Falar Sozinho: O Poder da Autoconversa Para Aumentar o Foco e Controlar Ansiedade em Situações de Pressão

Falar sozinho é uma prática comum que, ao contrário do que muitos pensam, não é um sinal de loucura. Estudos recentes têm demonstrado que essa atividade pode ser benéfica em diversos aspectos, como aprimorar a concentração em tarefas complexas, facilitar a busca por objetos perdidos e auxiliar no controle da ansiedade em momentos estressantes.

Um dos principais benefícios da chamada fala autodirigida — que se refere ao ato de conversar consigo mesmo — é a melhoria na percepção durante buscas visuais.

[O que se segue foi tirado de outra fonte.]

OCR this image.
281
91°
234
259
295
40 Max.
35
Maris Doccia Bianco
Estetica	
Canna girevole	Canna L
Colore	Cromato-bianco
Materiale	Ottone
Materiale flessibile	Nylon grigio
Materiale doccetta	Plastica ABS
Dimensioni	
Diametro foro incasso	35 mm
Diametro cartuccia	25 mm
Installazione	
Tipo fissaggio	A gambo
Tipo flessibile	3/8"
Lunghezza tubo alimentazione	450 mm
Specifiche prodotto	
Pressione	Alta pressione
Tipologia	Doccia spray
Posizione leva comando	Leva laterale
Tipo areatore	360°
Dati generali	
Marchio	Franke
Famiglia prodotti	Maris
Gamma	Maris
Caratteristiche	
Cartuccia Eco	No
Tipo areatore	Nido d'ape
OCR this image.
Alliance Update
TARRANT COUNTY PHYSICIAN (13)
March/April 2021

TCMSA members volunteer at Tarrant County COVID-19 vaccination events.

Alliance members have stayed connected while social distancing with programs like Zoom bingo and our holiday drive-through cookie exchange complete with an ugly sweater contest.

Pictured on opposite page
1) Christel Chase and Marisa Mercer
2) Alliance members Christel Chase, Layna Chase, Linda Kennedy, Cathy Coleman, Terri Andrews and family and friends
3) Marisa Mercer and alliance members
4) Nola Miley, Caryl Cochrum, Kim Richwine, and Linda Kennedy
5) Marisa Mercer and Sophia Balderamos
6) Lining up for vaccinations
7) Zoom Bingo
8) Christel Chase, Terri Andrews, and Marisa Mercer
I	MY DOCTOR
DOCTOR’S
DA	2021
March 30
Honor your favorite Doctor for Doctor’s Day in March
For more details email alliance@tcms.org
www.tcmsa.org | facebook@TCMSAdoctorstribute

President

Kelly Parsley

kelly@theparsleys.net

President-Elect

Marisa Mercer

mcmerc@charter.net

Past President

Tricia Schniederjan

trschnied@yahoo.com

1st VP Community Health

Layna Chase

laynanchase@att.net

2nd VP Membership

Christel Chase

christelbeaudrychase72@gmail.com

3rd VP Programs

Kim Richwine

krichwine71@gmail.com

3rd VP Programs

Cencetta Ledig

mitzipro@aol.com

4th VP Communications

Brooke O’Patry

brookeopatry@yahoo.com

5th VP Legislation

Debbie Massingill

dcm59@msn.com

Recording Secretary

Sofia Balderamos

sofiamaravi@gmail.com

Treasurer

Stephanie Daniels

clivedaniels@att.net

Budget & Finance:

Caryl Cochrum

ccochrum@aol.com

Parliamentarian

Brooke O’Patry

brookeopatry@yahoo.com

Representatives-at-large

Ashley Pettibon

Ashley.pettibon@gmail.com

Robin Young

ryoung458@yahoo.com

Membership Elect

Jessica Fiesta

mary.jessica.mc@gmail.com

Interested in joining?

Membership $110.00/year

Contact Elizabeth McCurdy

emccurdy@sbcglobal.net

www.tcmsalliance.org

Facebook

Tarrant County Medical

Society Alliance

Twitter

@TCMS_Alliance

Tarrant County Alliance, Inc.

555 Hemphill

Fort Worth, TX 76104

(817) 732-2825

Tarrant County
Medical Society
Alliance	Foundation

Uma pesquisa realizada por cientistas dos Estados Unidos revelou que, ao verbalizar o nome de um objeto perdido, como chaves ou carteira, o processo de localização se torna mais ágil, especialmente quando o item é familiar e facilmente visualizável. No entanto, esse efeito positivo diminui quando o objeto em questão é incomum ou pouco frequente.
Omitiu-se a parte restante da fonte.